Streaming remote files also requires the Content-Range header in the server's response. Most production-ready servers support this header, but Python's SimpleHTTPServer does not. If you need a quick and easy server, Caddy will do the trick: $ caddy

Can I pause and resume parsing?

Yes, as long as you are streaming and not using a worker. Your step callback (same with the chunk callback) is passed a parser which has pause, resume, and abort functions. This is exceptionally useful when performing asynchronous actions during parsing, for example, AJAX requests. You can always abort parsing in your callback, even when using workers, but pause and resume is only available without a worker.

Multi-Threading (Workers)

Can I use workers for unparsing?

No, unparsing CSV files with workers is not currently available. Workers can only be used for parsing CSV files.

What is a web worker? Why use one?

HTML5 Web Workers facilitate basic multi-threading in the browser. This means that a web page can spawn a new thread in the operating system that runs Javascript code. This is highly beneficial for long-running scripts that would otherwise lock up the web page.

How do I use a worker?

Just specify worker: true in your config. You'll also need to make a complete callback (unless you're streaming) so that you can get the results, because using a worker makes the parse function asynchronous.

Can I use a worker if I combine/concatenate my Javascript files?


When should I use a worker?

That's up to you. The most typical reason to use a web worker is if your web page becomes unresponsive during parsing. In other words, if it freezes and you can't click things or the scrolling becomes choppy. If that happens, some browsers (like Firefox) will warn the user that a script has become unresponsive or is taking a long time (even if it's working properly). If this happens to you or some of your users, consider using a web worker, at least for the large inputs.

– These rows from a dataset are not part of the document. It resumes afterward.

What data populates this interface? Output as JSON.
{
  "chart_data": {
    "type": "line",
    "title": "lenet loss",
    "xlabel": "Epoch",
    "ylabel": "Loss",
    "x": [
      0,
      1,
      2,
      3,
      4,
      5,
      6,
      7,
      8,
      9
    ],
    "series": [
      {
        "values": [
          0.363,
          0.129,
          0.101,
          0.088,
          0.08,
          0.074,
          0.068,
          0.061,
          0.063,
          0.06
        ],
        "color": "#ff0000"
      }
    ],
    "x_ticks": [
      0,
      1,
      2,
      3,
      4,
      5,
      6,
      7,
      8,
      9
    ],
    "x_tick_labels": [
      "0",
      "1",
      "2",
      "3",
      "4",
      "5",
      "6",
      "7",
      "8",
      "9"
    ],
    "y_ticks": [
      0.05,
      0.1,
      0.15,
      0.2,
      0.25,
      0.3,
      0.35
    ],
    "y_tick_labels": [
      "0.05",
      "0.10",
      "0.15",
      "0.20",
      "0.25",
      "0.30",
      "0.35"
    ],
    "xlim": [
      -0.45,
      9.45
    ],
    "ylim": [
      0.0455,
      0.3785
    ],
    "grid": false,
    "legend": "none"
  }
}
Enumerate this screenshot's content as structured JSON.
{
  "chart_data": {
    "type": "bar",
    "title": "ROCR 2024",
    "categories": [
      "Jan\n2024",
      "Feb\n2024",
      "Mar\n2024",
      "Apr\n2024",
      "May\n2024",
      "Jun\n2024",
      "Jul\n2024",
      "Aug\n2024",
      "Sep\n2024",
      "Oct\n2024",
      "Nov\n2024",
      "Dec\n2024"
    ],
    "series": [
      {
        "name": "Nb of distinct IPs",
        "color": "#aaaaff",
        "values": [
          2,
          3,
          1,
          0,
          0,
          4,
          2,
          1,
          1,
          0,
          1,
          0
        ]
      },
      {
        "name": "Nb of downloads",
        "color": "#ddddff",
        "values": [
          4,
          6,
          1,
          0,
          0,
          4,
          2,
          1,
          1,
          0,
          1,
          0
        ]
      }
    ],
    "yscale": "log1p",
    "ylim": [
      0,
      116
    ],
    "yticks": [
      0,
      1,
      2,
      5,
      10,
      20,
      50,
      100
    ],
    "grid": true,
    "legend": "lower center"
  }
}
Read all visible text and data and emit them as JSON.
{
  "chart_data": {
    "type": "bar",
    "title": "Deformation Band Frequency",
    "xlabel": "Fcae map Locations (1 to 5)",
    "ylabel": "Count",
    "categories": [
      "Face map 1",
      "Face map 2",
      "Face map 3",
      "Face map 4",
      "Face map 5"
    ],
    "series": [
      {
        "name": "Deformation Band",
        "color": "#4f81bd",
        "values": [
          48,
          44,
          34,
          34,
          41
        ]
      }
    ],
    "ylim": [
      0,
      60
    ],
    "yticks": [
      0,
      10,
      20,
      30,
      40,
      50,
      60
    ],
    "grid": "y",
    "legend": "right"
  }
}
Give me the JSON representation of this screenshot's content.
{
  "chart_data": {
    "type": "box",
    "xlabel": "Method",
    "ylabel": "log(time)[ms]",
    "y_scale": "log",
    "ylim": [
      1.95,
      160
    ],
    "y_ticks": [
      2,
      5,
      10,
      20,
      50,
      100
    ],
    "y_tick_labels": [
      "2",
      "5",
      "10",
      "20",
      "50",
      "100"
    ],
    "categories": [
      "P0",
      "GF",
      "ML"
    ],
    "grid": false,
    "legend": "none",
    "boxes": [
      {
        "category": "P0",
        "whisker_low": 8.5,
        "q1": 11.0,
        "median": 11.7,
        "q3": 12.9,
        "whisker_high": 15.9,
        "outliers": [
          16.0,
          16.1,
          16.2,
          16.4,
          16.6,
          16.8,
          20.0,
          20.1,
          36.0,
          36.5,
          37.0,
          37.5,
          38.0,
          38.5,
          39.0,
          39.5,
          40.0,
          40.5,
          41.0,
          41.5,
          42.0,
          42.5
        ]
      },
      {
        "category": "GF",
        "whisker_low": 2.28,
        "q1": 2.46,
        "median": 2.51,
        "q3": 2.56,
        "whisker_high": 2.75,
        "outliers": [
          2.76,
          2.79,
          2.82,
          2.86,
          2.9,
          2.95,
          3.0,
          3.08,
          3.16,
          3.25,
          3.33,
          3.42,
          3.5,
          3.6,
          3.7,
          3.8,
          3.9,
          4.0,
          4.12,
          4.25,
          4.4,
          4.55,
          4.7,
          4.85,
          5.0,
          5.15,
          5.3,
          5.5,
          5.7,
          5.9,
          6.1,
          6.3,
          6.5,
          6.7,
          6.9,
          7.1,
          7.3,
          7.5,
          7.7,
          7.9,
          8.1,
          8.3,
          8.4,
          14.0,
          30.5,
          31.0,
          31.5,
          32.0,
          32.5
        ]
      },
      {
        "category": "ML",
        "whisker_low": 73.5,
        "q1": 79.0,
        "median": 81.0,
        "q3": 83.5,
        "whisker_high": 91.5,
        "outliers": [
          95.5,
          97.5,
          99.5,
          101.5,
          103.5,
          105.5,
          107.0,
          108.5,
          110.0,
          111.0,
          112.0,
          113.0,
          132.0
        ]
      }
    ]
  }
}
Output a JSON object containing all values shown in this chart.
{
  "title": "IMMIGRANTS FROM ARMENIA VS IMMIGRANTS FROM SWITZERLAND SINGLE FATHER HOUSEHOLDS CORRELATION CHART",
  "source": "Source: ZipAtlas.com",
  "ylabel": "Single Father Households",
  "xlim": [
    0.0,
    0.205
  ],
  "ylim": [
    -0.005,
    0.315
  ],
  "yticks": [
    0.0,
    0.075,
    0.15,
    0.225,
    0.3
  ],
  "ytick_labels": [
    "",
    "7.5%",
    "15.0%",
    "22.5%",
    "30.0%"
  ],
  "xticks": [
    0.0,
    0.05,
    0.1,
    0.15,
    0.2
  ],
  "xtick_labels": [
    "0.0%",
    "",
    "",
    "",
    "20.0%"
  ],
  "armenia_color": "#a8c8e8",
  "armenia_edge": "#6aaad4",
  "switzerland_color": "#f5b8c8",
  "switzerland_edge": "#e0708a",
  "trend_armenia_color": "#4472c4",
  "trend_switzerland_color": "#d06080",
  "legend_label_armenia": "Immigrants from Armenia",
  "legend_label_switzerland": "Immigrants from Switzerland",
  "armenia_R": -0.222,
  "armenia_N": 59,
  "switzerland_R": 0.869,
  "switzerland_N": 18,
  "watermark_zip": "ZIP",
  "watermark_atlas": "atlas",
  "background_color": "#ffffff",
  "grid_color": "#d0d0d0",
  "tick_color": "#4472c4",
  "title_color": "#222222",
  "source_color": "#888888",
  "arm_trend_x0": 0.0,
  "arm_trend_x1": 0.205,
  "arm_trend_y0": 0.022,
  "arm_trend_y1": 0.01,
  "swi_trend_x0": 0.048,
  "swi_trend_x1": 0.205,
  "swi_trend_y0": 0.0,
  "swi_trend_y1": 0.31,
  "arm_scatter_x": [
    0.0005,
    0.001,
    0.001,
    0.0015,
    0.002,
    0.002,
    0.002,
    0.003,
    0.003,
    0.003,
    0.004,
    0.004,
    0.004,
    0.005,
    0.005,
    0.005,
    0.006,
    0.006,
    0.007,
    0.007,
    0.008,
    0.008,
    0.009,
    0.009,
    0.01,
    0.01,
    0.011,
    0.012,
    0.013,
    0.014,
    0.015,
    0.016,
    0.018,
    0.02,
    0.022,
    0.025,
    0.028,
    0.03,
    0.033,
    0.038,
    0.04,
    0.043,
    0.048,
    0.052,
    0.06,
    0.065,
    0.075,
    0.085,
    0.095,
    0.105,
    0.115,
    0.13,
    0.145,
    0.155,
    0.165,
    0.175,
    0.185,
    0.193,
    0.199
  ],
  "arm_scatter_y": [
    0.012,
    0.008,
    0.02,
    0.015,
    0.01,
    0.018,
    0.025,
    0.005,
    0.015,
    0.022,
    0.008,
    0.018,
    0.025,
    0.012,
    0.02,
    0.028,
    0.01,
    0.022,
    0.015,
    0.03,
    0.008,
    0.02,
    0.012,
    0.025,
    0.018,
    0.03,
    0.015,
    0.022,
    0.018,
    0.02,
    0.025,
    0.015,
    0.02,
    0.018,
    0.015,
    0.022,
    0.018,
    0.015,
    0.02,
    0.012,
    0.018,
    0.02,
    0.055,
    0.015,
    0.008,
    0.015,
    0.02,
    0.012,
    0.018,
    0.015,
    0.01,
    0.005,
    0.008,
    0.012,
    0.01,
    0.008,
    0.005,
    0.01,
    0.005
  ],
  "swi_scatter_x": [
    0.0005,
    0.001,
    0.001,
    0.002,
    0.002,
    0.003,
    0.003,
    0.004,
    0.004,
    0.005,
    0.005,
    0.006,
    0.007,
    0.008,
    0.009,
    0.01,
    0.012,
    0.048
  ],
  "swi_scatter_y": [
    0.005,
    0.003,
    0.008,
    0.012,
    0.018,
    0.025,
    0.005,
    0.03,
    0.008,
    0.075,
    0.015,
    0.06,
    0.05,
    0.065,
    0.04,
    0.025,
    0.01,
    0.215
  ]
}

However, read the next answer for more info. Using workers has performance implications (both good and bad).

What are the performance implications of using a worker thread?

Using a worker will be a little slower. In Javascript, threads don't share memory. That's really annoying because sharing memory is the primary reason for multi-threading. As such, all parse results in a worker thread need to be copied to the main thread. And if you're parsing a string in a worker thread, that string also needs to be copied into the worker in the first place. (Files will be opened or downloaded by the worker itself, so the input doesn't need to be copied from the main thread in those cases.)

The process of sending data between the page and the worker thread can stall the main page for just a moment. Each thread must also wait for the data to finish sending before un-blocking.

Basically: if you don't have much time, don't use a worker. If you can afford a little extra time, use a worker. It will keep your page from appearing unresponsive and give users an overall better experience.

Can I stream and use a worker at the same time?

Yup. If the input is too large to fit in memory (or large enough to crash the browser), streaming is always the answer, even in a worker thread. Workers keep the page reactive. Streaming makes it able to fit in memory. Use both if you need to.

Can I pause/resume workers?

No. This would drastically slow down parsing, as it would require the worker to wait after every chunk for a "continue" signal from the main thread. But you can abort workers by calling .abort() on the parser that gets passed to your callback function.

I set worker:true and now I'm getting an error: "window is not defined." How do I fix it?

This is a fairly common issue with configuration and it appears to be related to the use of React or other third party tools. Since this is a configuration issue, the exact steps needed to solve it may vary. See Issue #655 on GitHub for a solution that worked for one person, and for links to other related issues.